Five years after the death of their mother, Vern, Amy, and Kate Charter have acquired a stepmother, Lavinia, who has brought their father under the influence of a preacher-demagogue, Elias Fitcher. Fitcher has announced that the world will end in October, and the Charter family has journeyed far from Boston to the Finger Lakes region of New York state to become the gatekeepers for Fitcher's utopian community, Harbinger -- supposedly. 

Against a backdrop of increasing religious hysteria as doomsday draws near, the story of Fitcher's true intentions towards the Charter sisters ruthlessly unfolds. It is a gripping story, in a beautifully rendered familiar-strange world of religious fervor and cultic brainwashing, in which Fitcher's dark magic seems only somewhat more strange than the modern day spectacles of T.V. preachers praying over their mail bins and building Christian theme parks. 

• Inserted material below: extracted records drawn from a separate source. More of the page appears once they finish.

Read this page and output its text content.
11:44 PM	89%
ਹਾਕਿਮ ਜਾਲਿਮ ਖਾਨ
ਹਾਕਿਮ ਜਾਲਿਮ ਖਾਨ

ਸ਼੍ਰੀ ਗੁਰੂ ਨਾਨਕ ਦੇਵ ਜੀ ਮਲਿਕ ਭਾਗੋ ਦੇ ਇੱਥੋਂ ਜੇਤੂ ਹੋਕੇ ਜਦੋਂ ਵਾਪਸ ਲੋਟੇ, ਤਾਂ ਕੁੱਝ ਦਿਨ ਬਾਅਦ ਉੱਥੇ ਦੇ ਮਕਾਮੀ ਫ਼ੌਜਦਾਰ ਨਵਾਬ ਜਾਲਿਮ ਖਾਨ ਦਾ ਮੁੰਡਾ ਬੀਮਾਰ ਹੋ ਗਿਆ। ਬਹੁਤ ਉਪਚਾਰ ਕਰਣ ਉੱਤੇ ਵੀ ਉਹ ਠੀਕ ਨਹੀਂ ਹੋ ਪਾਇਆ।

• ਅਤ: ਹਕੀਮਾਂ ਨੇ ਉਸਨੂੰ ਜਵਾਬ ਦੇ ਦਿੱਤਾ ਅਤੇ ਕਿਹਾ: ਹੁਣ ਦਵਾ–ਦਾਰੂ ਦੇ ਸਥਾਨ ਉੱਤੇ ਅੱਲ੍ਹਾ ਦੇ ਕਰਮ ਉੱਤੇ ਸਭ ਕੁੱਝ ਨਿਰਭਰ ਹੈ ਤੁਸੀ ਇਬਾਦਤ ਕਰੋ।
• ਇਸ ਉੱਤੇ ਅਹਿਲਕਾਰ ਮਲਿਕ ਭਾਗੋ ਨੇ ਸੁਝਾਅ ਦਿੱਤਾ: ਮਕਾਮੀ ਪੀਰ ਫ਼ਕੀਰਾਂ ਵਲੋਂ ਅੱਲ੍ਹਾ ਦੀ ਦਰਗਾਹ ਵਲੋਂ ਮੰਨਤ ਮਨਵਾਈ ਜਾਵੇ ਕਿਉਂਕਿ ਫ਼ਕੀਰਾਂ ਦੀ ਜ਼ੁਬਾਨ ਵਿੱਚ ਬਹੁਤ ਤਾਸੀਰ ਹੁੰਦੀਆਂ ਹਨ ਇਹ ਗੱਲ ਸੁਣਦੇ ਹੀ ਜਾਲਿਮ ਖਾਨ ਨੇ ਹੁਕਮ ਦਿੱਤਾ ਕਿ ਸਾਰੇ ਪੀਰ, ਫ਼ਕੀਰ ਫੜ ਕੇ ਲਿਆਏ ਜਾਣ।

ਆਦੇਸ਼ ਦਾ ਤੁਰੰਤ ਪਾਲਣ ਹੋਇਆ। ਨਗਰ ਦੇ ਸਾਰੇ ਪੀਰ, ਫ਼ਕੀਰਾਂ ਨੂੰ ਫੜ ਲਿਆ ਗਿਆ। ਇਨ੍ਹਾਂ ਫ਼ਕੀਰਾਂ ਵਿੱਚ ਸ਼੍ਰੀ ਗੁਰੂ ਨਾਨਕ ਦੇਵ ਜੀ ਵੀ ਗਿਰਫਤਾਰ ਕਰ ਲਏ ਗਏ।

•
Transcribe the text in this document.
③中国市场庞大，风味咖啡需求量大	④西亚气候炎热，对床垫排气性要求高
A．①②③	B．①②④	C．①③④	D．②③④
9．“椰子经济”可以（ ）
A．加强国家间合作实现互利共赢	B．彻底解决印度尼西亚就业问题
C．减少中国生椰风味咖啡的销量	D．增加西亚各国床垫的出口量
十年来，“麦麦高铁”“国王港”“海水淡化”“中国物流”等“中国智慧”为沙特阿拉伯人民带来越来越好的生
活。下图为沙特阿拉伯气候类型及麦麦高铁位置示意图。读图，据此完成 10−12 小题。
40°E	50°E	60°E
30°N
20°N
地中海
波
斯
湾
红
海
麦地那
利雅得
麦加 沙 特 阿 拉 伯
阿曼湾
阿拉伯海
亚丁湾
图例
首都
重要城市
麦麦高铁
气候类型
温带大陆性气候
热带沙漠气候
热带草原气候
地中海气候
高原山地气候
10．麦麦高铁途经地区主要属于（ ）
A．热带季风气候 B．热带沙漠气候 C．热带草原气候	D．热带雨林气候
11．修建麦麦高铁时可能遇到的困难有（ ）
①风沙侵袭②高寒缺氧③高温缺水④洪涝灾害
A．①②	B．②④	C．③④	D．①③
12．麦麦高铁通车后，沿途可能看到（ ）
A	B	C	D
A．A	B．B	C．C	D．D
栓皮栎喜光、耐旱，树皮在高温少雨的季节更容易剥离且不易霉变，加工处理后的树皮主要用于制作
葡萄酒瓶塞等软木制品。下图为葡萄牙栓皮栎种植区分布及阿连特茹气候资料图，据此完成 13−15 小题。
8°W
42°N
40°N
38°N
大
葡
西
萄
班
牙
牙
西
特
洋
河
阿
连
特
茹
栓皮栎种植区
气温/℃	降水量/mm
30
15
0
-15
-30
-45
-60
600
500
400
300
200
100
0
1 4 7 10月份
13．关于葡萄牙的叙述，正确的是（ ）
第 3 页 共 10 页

As the three daughters fall under Fitcher's spell, the details of the landscape reflect the psychic dangers that hem them in. Denied self-determination and deprived of protection, one by one the daughters travel to Harbinger, to enter a utopian community that conceals a gruesome secret, to live in a house where every door is locked, to participate in the rituals of their own enslavement. Anyone who works a domestic violence hotline is too familiar with this story of the husband who is a secret monster, and the wife who seems helpless in his power.

 I found Fitcher's Brides to be deeply engrossing and beautifully written, but occasionally frustrating. It is cluttered with supernatural detritus with origins, relevance, and connections that are never explained. Fairy tales should not be required to explain themselves, but, perhaps because this novel occurs in a familiar landscape, I cannot entirely accept the unexplained mysteries. 

Also, this novel blandly intersects religion and magic in a manner some readers may find unsettling. Fitcher may be an evil magician, a charismatic megalomaniac, or an embodiment of Satan. Kate, who dares to oppose him, may be a rational skeptic, a good witch, or an agent of God's power. Everyone seems to be somebody else's puppet, but following the strings never reveals the puppeteers to be God and Satan, reason and insanity, or white and black magic. This certainly is a story of good and evil, but good and evil are often indistinguishable, and I can't decide whether this ambiguity is deliberate commentary or accidental incoherence. 

The novel's confusing subtext is easy to forgive, though. The beautifully rendered world and the doomsday plot, the complicated characters and the irresistible momentum of the dreadful, wonderful tale will delight the readers. Even the inevitable arguments over what the story means will yield another level of satisfaction as readers continue to mull it over long after the book is closed.